InfoWorld this week published yet another article on “The 7 deadly sins of software development”. For those who don’t care to read the ~1 page article (that’s split unless you use the “print” option that puts it all on one page), here’s the list:
- Lust – overengineering
- Gluttony – not refactoring
- Greed – cross-team competition
- Sloth – not validating input
- Wrath – no/bad comments
- Envy – no version control
- Pride – no unit testing
Spiffy. Items 1, 4, 5, and 7 are beaten to DEATH in every computer science / information systems / intro programming / advanced programming / algorithms / data structures / etc / etc class I have every attended, read about, heard about, or thought about. Why is it rehashed AGAIN by InfoWorld?
Better yet, why does an article like this appear every 9-18 months (or more!) in a major publication or on a major website (InfoWorld, ComputerWorld, arstechnica, joelonsoftware, codinghorror, etc etc)?

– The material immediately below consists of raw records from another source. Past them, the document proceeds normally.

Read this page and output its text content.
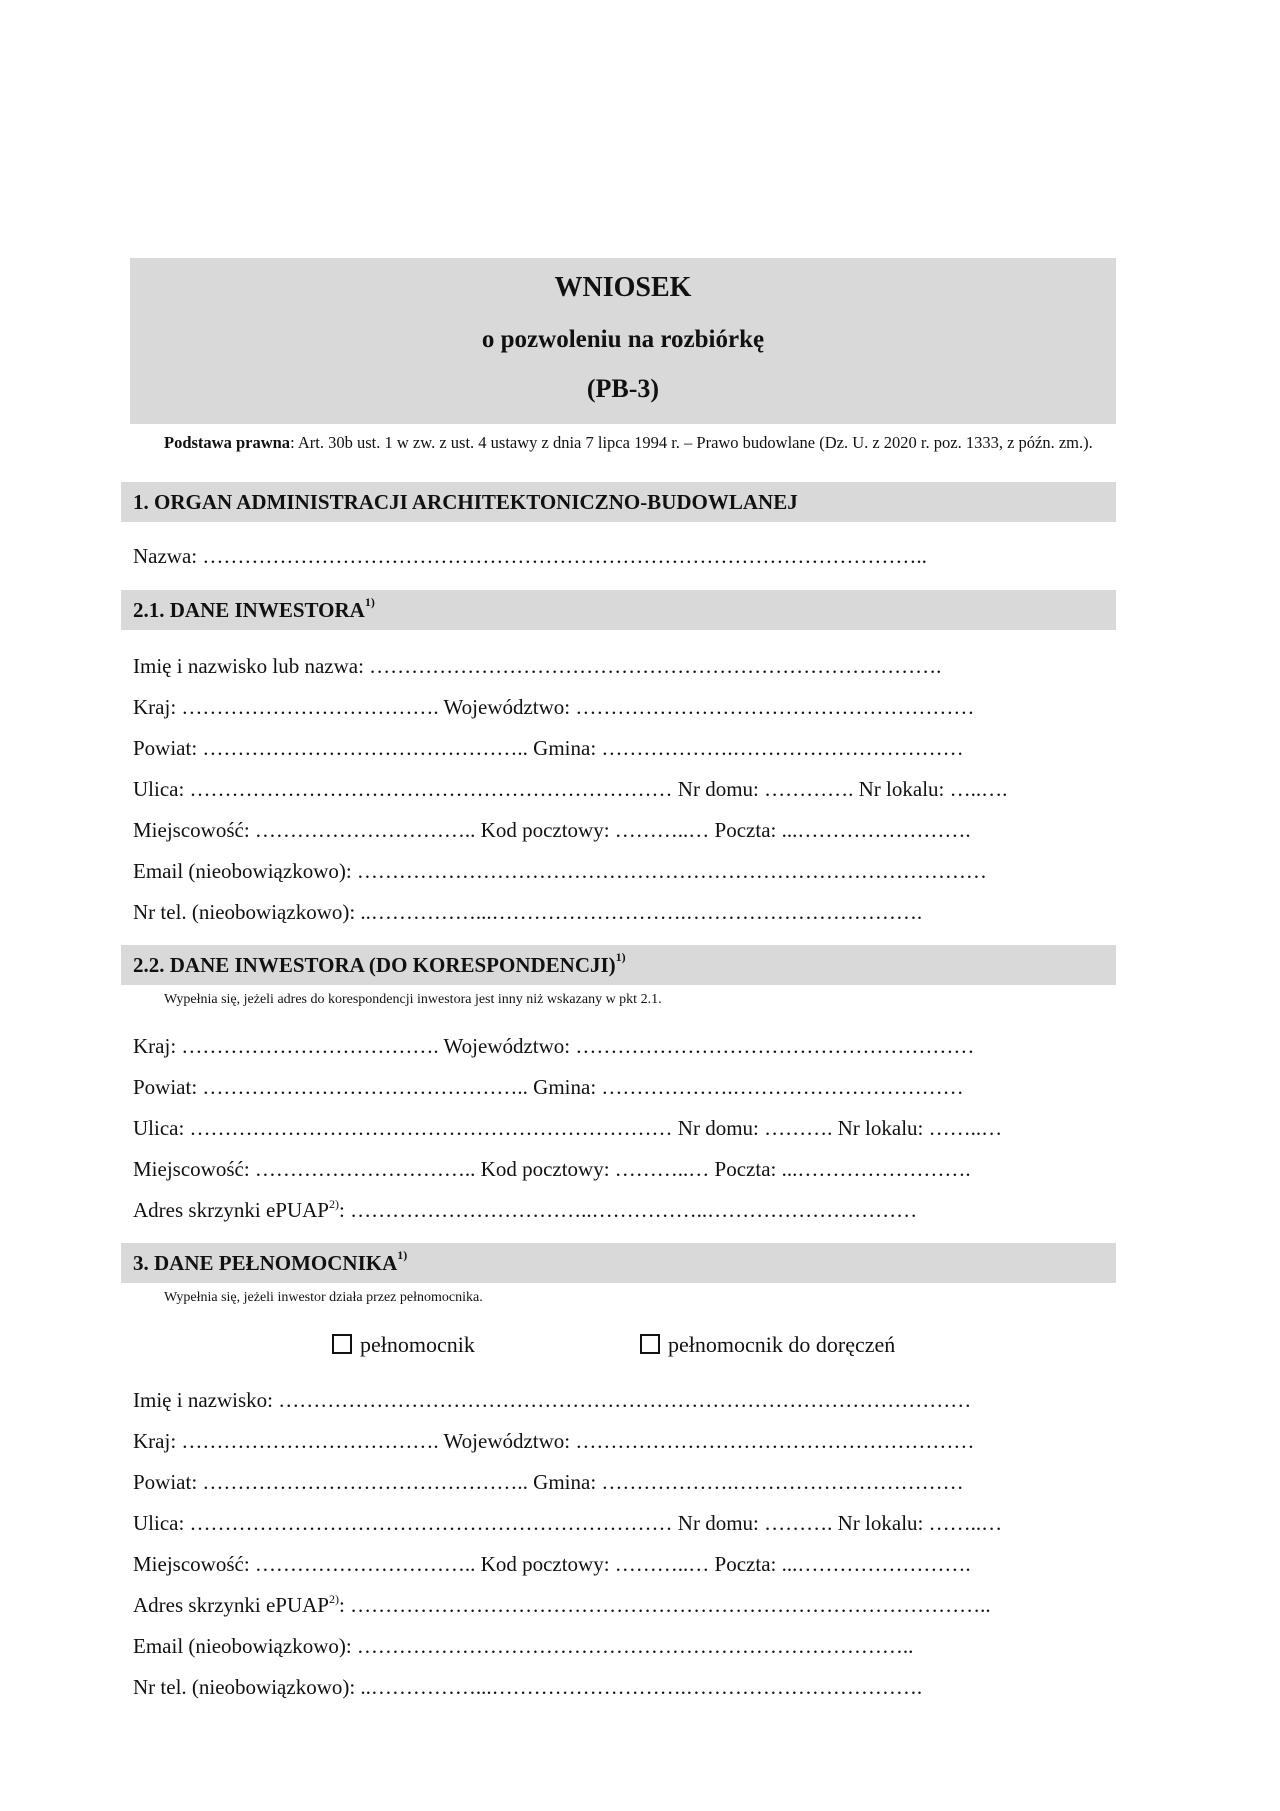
WNIOSEK
o pozwoleniu na rozbiórkę
(PB-3)
Podstawa prawna: Art. 30b ust. 1 w zw. z ust. 4 ustawy z dnia 7 lipca 1994 r. – Prawo budowlane (Dz. U. z 2020 r. poz. 1333, z późn. zm.).
1. ORGAN ADMINISTRACJI ARCHITEKTONICZNO-BUDOWLANEJ
Nazwa: …………………………………………………………………………………………..
2.1. DANE INWESTORA$^{1)}$
Imię i nazwisko lub nazwa: ……………………………………………………………………….
Kraj: ………………………………. Województwo: …………………………………………………
Powiat: ……………………………………….. Gmina: ……………….……………………………
Ulica: …………………………………………………………… Nr domu: …………. Nr lokalu: …..….
Miejscowość: ………………………….. Kod pocztowy: ………..… Poczta: ...…………………….
Email (nieobowiązkowo): ………………………………………………………………………………
Nr tel. (nieobowiązkowo): ..……………...……………………….…………………………….
2.2. DANE INWESTORA (DO KORESPONDENCJI)$^{1)}$
Wypełnia się, jeżeli adres do korespondencji inwestora jest inny niż wskazany w pkt 2.1.
Kraj: ………………………………. Województwo: …………………………………………………
Powiat: ……………………………………….. Gmina: ……………….……………………………
Ulica: …………………………………………………………… Nr domu: ………. Nr lokalu: ……..…
Miejscowość: ………………………….. Kod pocztowy: ………..… Poczta: ...…………………….
Adres skrzynki ePUAP$^{2)}$: ……………………………..……………..…………………………
3. DANE PEŁNOMOCNIKA$^{1)}$
Wypełnia się, jeżeli inwestor działa przez pełnomocnika.
pełnomocnik	pełnomocnik do doręczeń
Imię i nazwisko: ………………………………………………………………………………………
Kraj: ………………………………. Województwo: …………………………………………………
Powiat: ……………………………………….. Gmina: ……………….……………………………
Ulica: …………………………………………………………… Nr domu: ………. Nr lokalu: ……..…
Miejscowość: ………………………….. Kod pocztowy: ………..… Poczta: ...…………………….
Adres skrzynki ePUAP$^{2)}$: ………………………………………………………………………………..
Email (nieobowiązkowo): ……………………………………………………………………..
Nr tel. (nieobowiązkowo): ..……………...……………………….…………………………….
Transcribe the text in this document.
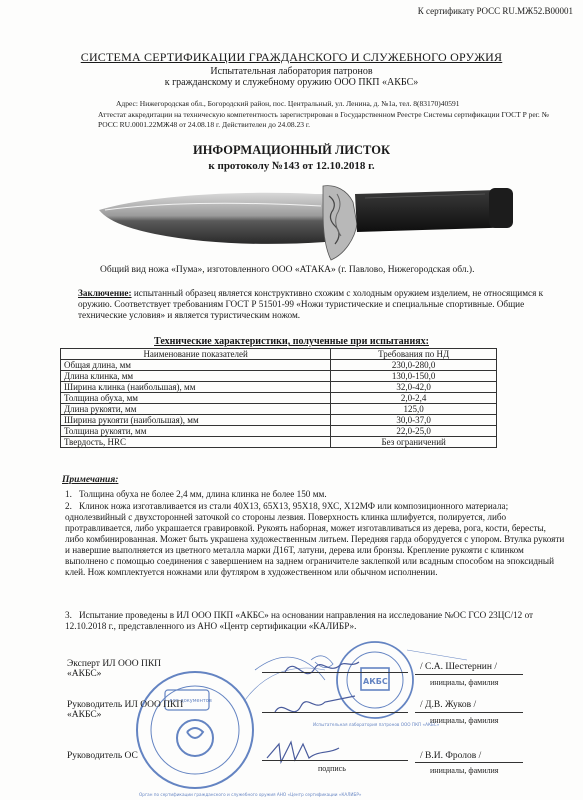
К сертификату РОСС RU.МЖ52.В00001
СИСТЕМА СЕРТИФИКАЦИИ ГРАЖДАНСКОГО И СЛУЖЕБНОГО ОРУЖИЯ
Испытательная лаборатория патронов
к гражданскому и служебному оружию ООО ПКП «АКБС»
Адрес: Нижегородская обл., Богородский район, пос. Центральный, ул. Ленина, д. №1а, тел. 8(83170)40591
Аттестат аккредитации на техническую компетентность зарегистрирован в Государственном Реестре Системы сертификации ГОСТ Р рег. № РОСС RU.0001.22МЖ48 от 24.08.18 г. Действителен до 24.08.23 г.
ИНФОРМАЦИОННЫЙ ЛИСТОК
к протоколу №143 от 12.10.2018 г.
Общий вид ножа «Пума», изготовленного ООО «АТАКА» (г. Павлово, Нижегородская обл.).
Заключение: испытанный образец является конструктивно схожим с холодным оружием изделием, не относящимся к оружию. Соответствует требованиям ГОСТ Р 51501-99 «Ножи туристические и специальные спортивные. Общие технические условия» и является туристическим ножом.
Технические характеристики, полученные при испытаниях:
Наименование показателей	Требования по НД
Общая длина, мм	230,0-280,0
Длина клинка, мм	130,0-150,0
Ширина клинка (наибольшая), мм	32,0-42,0
Толщина обуха, мм	2,0-2,4
Длина рукояти, мм	125,0
Ширина рукояти (наибольшая), мм	30,0-37,0
Толщина рукояти, мм	22,0-25,0
Твердость, HRC	Без ограничений
Примечания:
1. Толщина обуха не более 2,4 мм, длина клинка не более 150 мм.
2. Клинок ножа изготавливается из стали 40Х13, 65Х13, 95Х18, 9ХС, Х12МФ или композиционного материала; однолезвийный с двухсторонней заточкой со стороны лезвия. Поверхность клинка шлифуется, полируется, либо протравливается, либо украшается гравировкой. Рукоять наборная, может изготавливаться из дерева, рога, кости, бересты, либо комбинированная. Может быть украшена художественным литьем. Передняя гарда оборудуется с упором. Втулка рукояти и навершие выполняется из цветного металла марки Д16Т, латуни, дерева или бронзы. Крепление рукояти с клинком выполнено с помощью соединения с завершением на заднем ограничителе заклепкой или всадным способом на эпоксидный клей. Нож комплектуется ножнами или футляром в художественном или обычном исполнении.
3. Испытание проведены в ИЛ ООО ПКП «АКБС» на основании направления на исследование №ОС ГСО 23ЦС/12 от 12.10.2018 г., представленного из АНО «Центр сертификации «КАЛИБР».
АКБС
для документов
Орган по сертификации гражданского и служебного оружия АНО «Центр сертификации «КАЛИБР»
Испытательная лаборатория патронов ООО ПКП «АКБС»
Эксперт ИЛ ООО ПКП
«АКБС»
/ С.А. Шестернин /
инициалы, фамилия
Руководитель ИЛ ООО ПКП
«АКБС»
/ Д.В. Жуков /
инициалы, фамилия
Руководитель ОС
подпись
/ В.И. Фролов /
инициалы, фамилия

Is it because, as my friend Steven said they’re ‘basically new writers {“i’m fresh out of college and i know everything”} or quotas on programming articles‘? Is it because programmers are really THAT lazy? Or that bad? Or that inconsiderate? Or that management hasn’t encouraged a culture of excellence and teamwork? Yes, shipping IS a feature. It’s really important. So is having developers who care about their work – and who care for their fellow workers who will have to look at / modify / care for / clean their work later.

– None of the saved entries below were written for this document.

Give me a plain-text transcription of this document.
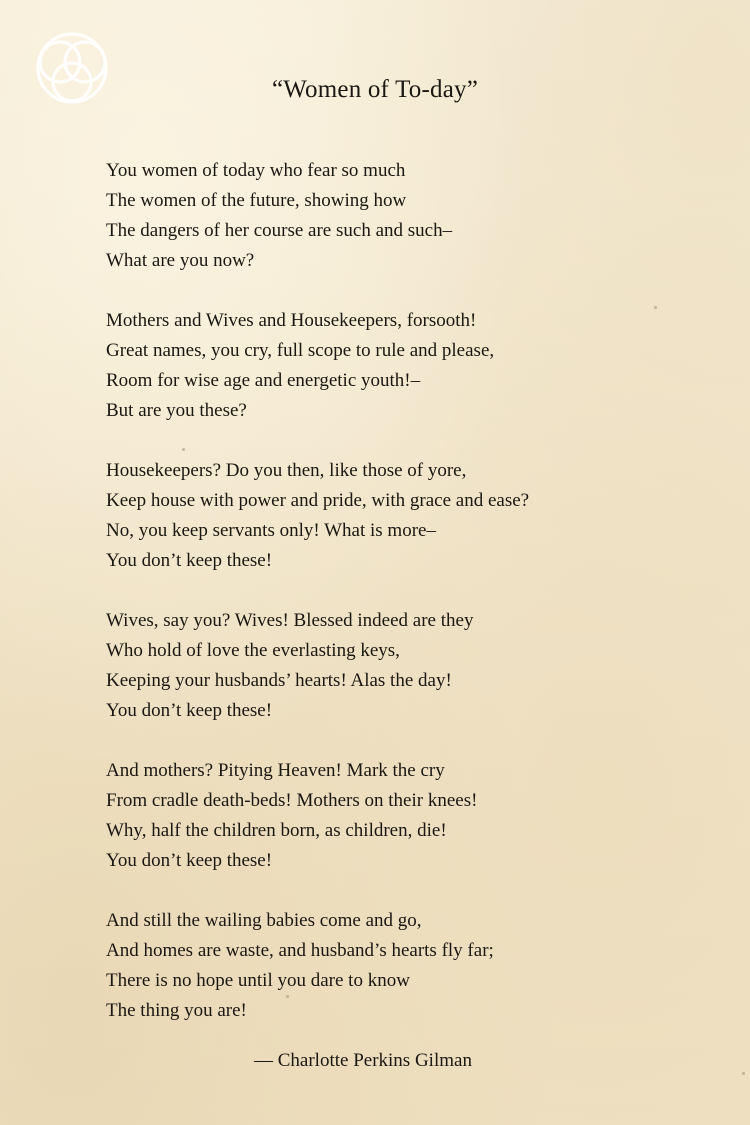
“Women of To-day”
You women of today who fear so much
The women of the future, showing how
The dangers of her course are such and such–
What are you now?
Mothers and Wives and Housekeepers, forsooth!
Great names, you cry, full scope to rule and please,
Room for wise age and energetic youth!–
But are you these?
Housekeepers? Do you then, like those of yore,
Keep house with power and pride, with grace and ease?
No, you keep servants only! What is more–
You don’t keep these!
Wives, say you? Wives! Blessed indeed are they
Who hold of love the everlasting keys,
Keeping your husbands’ hearts! Alas the day!
You don’t keep these!
And mothers? Pitying Heaven! Mark the cry
From cradle death-beds! Mothers on their knees!
Why, half the children born, as children, die!
You don’t keep these!
And still the wailing babies come and go,
And homes are waste, and husband’s hearts fly far;
There is no hope until you dare to know
The thing you are!
— Charlotte Perkins Gilman
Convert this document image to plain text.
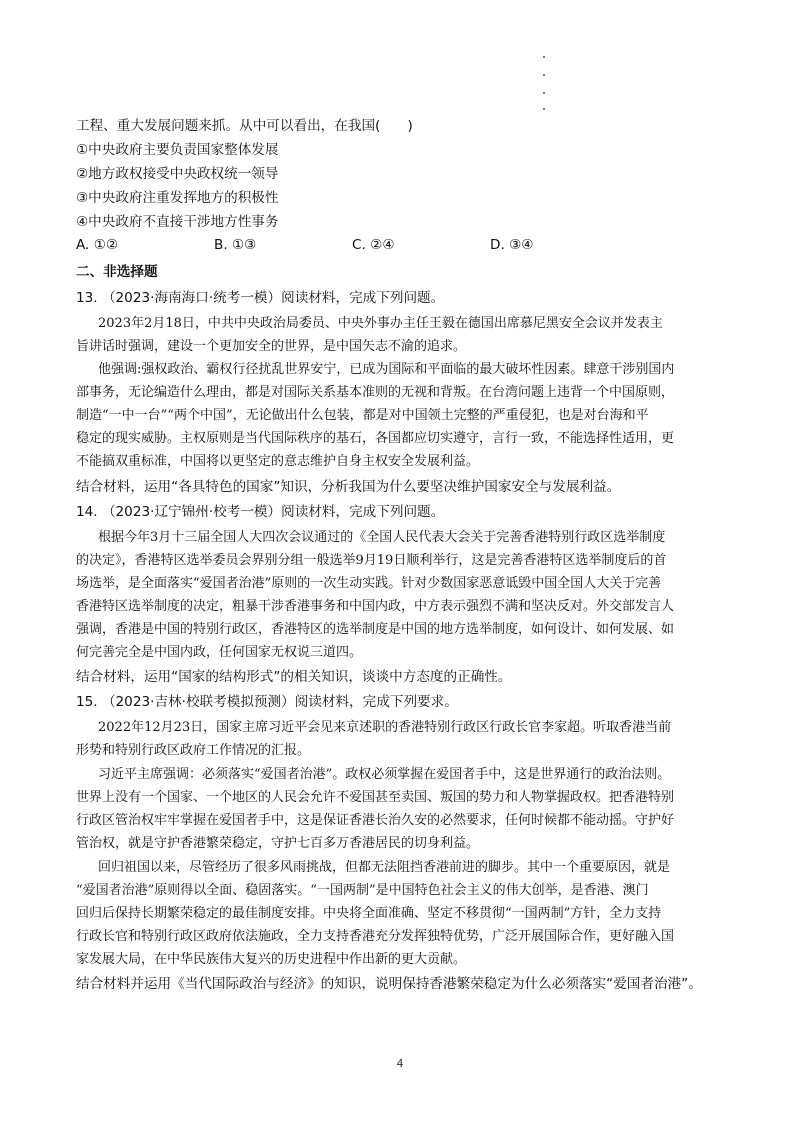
工程、重大发展问题来抓。从中可以看出，在我国(　　)
①中央政府主要负责国家整体发展
②地方政权接受中央政权统一领导
③中央政府注重发挥地方的积极性
④中央政府不直接干涉地方性事务
A. ①②	B. ①③	C. ②④	D. ③④
二、非选择题
13. （2023·海南海口·统考一模）阅读材料，完成下列问题。
2023年2月18日，中共中央政治局委员、中央外事办主任王毅在德国出席慕尼黑安全会议并发表主
旨讲话时强调，建设一个更加安全的世界，是中国矢志不渝的追求。
他强调:强权政治、霸权行径扰乱世界安宁，已成为国际和平面临的最大破坏性因素。肆意干涉别国内
部事务，无论编造什么理由，都是对国际关系基本准则的无视和背叛。在台湾问题上违背一个中国原则，
制造“一中一台”“两个中国”，无论做出什么包装，都是对中国领土完整的严重侵犯，也是对台海和平
稳定的现实威胁。主权原则是当代国际秩序的基石，各国都应切实遵守，言行一致，不能选择性适用，更
不能搞双重标准，中国将以更坚定的意志维护自身主权安全发展利益。
结合材料，运用“各具特色的国家”知识，分析我国为什么要坚决维护国家安全与发展利益。
14. （2023·辽宁锦州·校考一模）阅读材料，完成下列问题。
根据今年3月十三届全国人大四次会议通过的《全国人民代表大会关于完善香港特别行政区选举制度
的决定》，香港特区选举委员会界别分组一般选举9月19日顺利举行，这是完善香港特区选举制度后的首
场选举，是全面落实“爱国者治港”原则的一次生动实践。针对少数国家恶意诋毁中国全国人大关于完善
香港特区选举制度的决定，粗暴干涉香港事务和中国内政，中方表示强烈不满和坚决反对。外交部发言人
强调，香港是中国的特别行政区，香港特区的选举制度是中国的地方选举制度，如何设计、如何发展、如
何完善完全是中国内政，任何国家无权说三道四。
结合材料，运用“国家的结构形式”的相关知识，谈谈中方态度的正确性。
15. （2023·吉林·校联考模拟预测）阅读材料，完成下列要求。
2022年12月23日，国家主席习近平会见来京述职的香港特别行政区行政长官李家超。听取香港当前
形势和特别行政区政府工作情况的汇报。
习近平主席强调：必须落实“爱国者治港”。政权必须掌握在爱国者手中，这是世界通行的政治法则。
世界上没有一个国家、一个地区的人民会允许不爱国甚至卖国、叛国的势力和人物掌握政权。把香港特别
行政区管治权牢牢掌握在爱国者手中，这是保证香港长治久安的必然要求，任何时候都不能动摇。守护好
管治权，就是守护香港繁荣稳定，守护七百多万香港居民的切身利益。
回归祖国以来，尽管经历了很多风雨挑战，但都无法阻挡香港前进的脚步。其中一个重要原因，就是
“爱国者治港”原则得以全面、稳固落实。“一国两制”是中国特色社会主义的伟大创举，是香港、澳门
回归后保持长期繁荣稳定的最佳制度安排。中央将全面准确、坚定不移贯彻“一国两制”方针，全力支持
行政长官和特别行政区政府依法施政，全力支持香港充分发挥独特优势，广泛开展国际合作，更好融入国
家发展大局，在中华民族伟大复兴的历史进程中作出新的更大贡献。
结合材料并运用《当代国际政治与经济》的知识，说明保持香港繁荣稳定为什么必须落实“爱国者治港”。
4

Lack of version control will bite you HARD everytime you don’t use it (don’t ask how I know – call it a Bad Experienceâ„¢). Competing with other teams is just dumb: you’re all supposed to be working for the same company, the same end goal, and, ultimately, the same customers who will eventually pay for whatever it is you’re writing (I’ll relate another moderately-humorous anecdote on that another time).
If developers really are that bad, or their employers are bad enough to not help/fix behavior, then we’re all in a lot of trouble. And if they’re not – then it must just be that it was a slow week, so somebody thought they’d regurgitate and modify the same thing we’ve all heard hundreds of times.